L’information de la semaine, cela dit, c’est le sondage selon lequel trois Palestiniens sur quatre seraient favorables à la poursuite des attentats-suicides. Ce chiffre laisse sans voix. Et il est à prendre, évidemment, avec toutes les précautions d’usage. Mais enfin comment ne pas voir qu’il confirme, là aussi, ce que nous sommes quelques-uns à dire depuis des mois ? Comment ne pas dire qu’il va dans le sens de cette radicalisation de la rue palestinienne que j’avais moi-même, cet hiver, pu constater à Ramallah et dont j’avais rendu compte dans ces colonnes ? Non plus la colère, mais la haine. Vraiment la haine. Cette haine terrible, recuite depuis des décennies au feu doux des médias, des manuels scolaires empoisonnés, des prêches de certains imams. Une haine qui ne reproche plus aux juifs d’occuper telle ou telle partie de la Palestine, de se doter de tel ou tel gouvernement, de s’offrir à Sharon, de multiplier les colonies, etc., mais d’être là, simplement là, corps étranger en terre d’islam, souillure indélébile, scandale. Une haine totale. Une haine qui débouche à nouveau, comme dans les années 50 et 60, et on croyait ce temps révolu, sur le refus d’Israël comme tel et l’espoir de le voir bientôt quitter la scène. L’idée (j’ai entendu cela ; on l’entend de plus en plus souvent, dans les cercles de l’intelligentsia palestinienne éclairée ; et c’est même tout le sens de ce bizarre regain du thème du droit au retour dont chacun sait bien qu’il signifierait ni plus ni moins que la disparition de l’Etat juif), l’idée, donc, que ce n’est rien cinquante ans à l’échelle de l’Histoire universelle et qu’Israël pourrait n’être, après tout, qu’une très brève parenthèse dans la longue histoire du Proche-Orient et du peuple juif. Je ne dis pas que cette haine soit inexpiable. Ni qu’il faille, à cause d’elle, renoncer à la paix. Mais je dis que cette paix, qui est le salut d’Israël, il faudra prendre l’habitude, pour un temps, de la vouloir pour deux.
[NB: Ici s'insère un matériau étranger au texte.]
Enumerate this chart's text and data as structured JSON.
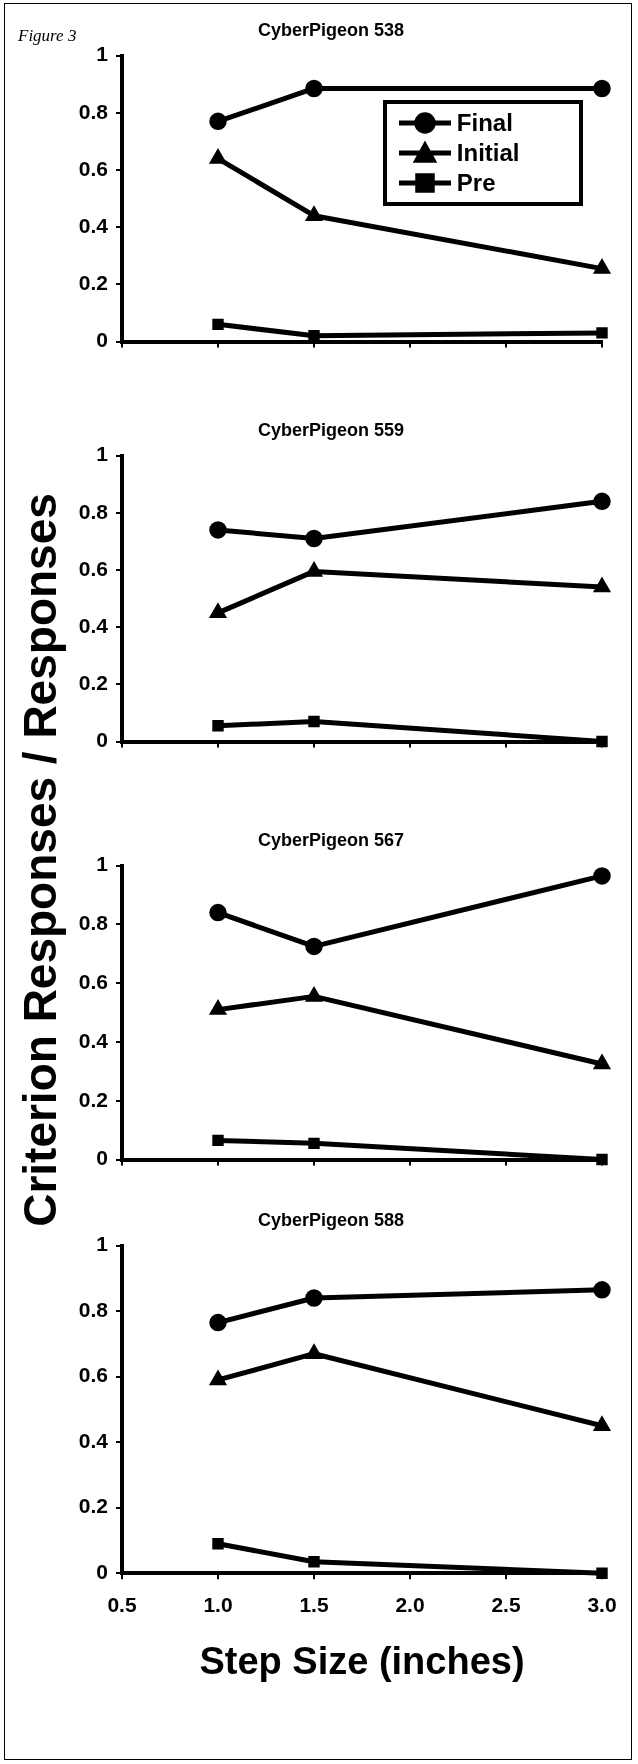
{
  "chart_data": [
    {
      "type": "line",
      "title": "CyberPigeon 538",
      "annotations": [
        "Figure 3"
      ],
      "x": [
        1,
        1.5,
        3
      ],
      "xlim": [
        0.5,
        3
      ],
      "xticks": [
        {
          "value": 0.5,
          "label": null
        },
        {
          "value": 1,
          "label": null
        },
        {
          "value": 1.5,
          "label": null
        },
        {
          "value": 2,
          "label": null
        },
        {
          "value": 2.5,
          "label": null
        },
        {
          "value": 3,
          "label": null
        }
      ],
      "ylim": [
        0,
        1
      ],
      "yticks": [
        0,
        0.2,
        0.4,
        0.6,
        0.8,
        1
      ],
      "tick_labels": "y",
      "grid": false,
      "legend": "top right",
      "series": [
        {
          "name": "Final",
          "color": "#000000",
          "marker": "circle",
          "values": [
            0.77,
            0.885,
            0.885
          ]
        },
        {
          "name": "Initial",
          "color": "#000000",
          "marker": "triangle",
          "values": [
            0.64,
            0.44,
            0.255
          ]
        },
        {
          "name": "Pre",
          "color": "#000000",
          "marker": "square",
          "values": [
            0.06,
            0.02,
            0.03
          ]
        }
      ]
    },
    {
      "type": "line",
      "title": "CyberPigeon 559",
      "ylabel": "Criterion Responses / Responses",
      "x": [
        1,
        1.5,
        3
      ],
      "xlim": [
        0.5,
        3
      ],
      "xticks": [
        {
          "value": 0.5,
          "label": null
        },
        {
          "value": 1,
          "label": null
        },
        {
          "value": 1.5,
          "label": null
        },
        {
          "value": 2,
          "label": null
        },
        {
          "value": 2.5,
          "label": null
        },
        {
          "value": 3,
          "label": null
        }
      ],
      "ylim": [
        0,
        1
      ],
      "yticks": [
        0,
        0.2,
        0.4,
        0.6,
        0.8,
        1
      ],
      "tick_labels": "y",
      "grid": false,
      "series": [
        {
          "color": "#000000",
          "marker": "circle",
          "values": [
            0.74,
            0.71,
            0.84
          ]
        },
        {
          "color": "#000000",
          "marker": "triangle",
          "values": [
            0.45,
            0.595,
            0.54
          ]
        },
        {
          "color": "#000000",
          "marker": "square",
          "values": [
            0.055,
            0.07,
            0
          ]
        }
      ]
    },
    {
      "type": "line",
      "title": "CyberPigeon 567",
      "x": [
        1,
        1.5,
        3
      ],
      "xlim": [
        0.5,
        3
      ],
      "xticks": [
        {
          "value": 0.5,
          "label": null
        },
        {
          "value": 1,
          "label": null
        },
        {
          "value": 1.5,
          "label": null
        },
        {
          "value": 2,
          "label": null
        },
        {
          "value": 2.5,
          "label": null
        },
        {
          "value": 3,
          "label": null
        }
      ],
      "ylim": [
        0,
        1
      ],
      "yticks": [
        0,
        0.2,
        0.4,
        0.6,
        0.8,
        1
      ],
      "tick_labels": "y",
      "grid": false,
      "series": [
        {
          "color": "#000000",
          "marker": "circle",
          "values": [
            0.84,
            0.725,
            0.965
          ]
        },
        {
          "color": "#000000",
          "marker": "triangle",
          "values": [
            0.51,
            0.555,
            0.325
          ]
        },
        {
          "color": "#000000",
          "marker": "square",
          "values": [
            0.065,
            0.055,
            0
          ]
        }
      ]
    },
    {
      "type": "line",
      "title": "CyberPigeon 588",
      "xlabel": "Step Size (inches)",
      "x": [
        1,
        1.5,
        3
      ],
      "xlim": [
        0.5,
        3
      ],
      "xticks": [
        {
          "value": 0.5,
          "label": "0.5"
        },
        {
          "value": 1,
          "label": "1.0"
        },
        {
          "value": 1.5,
          "label": "1.5"
        },
        {
          "value": 2,
          "label": "2.0"
        },
        {
          "value": 2.5,
          "label": "2.5"
        },
        {
          "value": 3,
          "label": "3.0"
        }
      ],
      "ylim": [
        0,
        1
      ],
      "yticks": [
        0,
        0.2,
        0.4,
        0.6,
        0.8,
        1
      ],
      "grid": false,
      "series": [
        {
          "color": "#000000",
          "marker": "circle",
          "values": [
            0.765,
            0.84,
            0.865
          ]
        },
        {
          "color": "#000000",
          "marker": "triangle",
          "values": [
            0.59,
            0.67,
            0.45
          ]
        },
        {
          "color": "#000000",
          "marker": "square",
          "values": [
            0.09,
            0.035,
            0
          ]
        }
      ]
    }
  ]
}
Car que faire face à la haine ? Quelle politique face aux débordements mystiques de kamikazes dont la multiplication précipiterait Israël dans la crise la plus tragique de son histoire ? Faire pression sur Arafat, sans doute. Le sommer de mettre au pas ceux des fauteurs de guerre qui, comme les Tanzims, dépendent de lui. Exiger qu’il agisse sur des radios, des journaux qui, eux aussi, sont sous son entier contrôle et dont les appels au meurtre quotidiens sont de sa responsabilité personnelle. Obtenir enfin qu’il fasse remettre en prison les cent ou cent dix militants du Djihad et du Hamas impliqués dans la vague d’attentats de 1996 et qu’il a fait libérer en octobre dernier, au commencement de la nouvelle Intifada. Mais cela ne suffira pas. Et Israël ne sortira de cette nasse que si l’on prend enfin conscience qu’il n’y a qu’une manière à la fois digne et efficace de protéger Tel-Aviv et Jérusalem : tracer une frontière ; s’y tenir ; se donner tous les moyens, militaires et politiques, de la défendre ; bref, en se séparant des populations de Cisjordanie et de Gaza, en démantelant toutes les implantations juives de Judée et Samarie, condamner Arafat à cet Etat dont, visiblement, il ne veut pas et qui est, pourtant, pour tout le monde, la seule issue.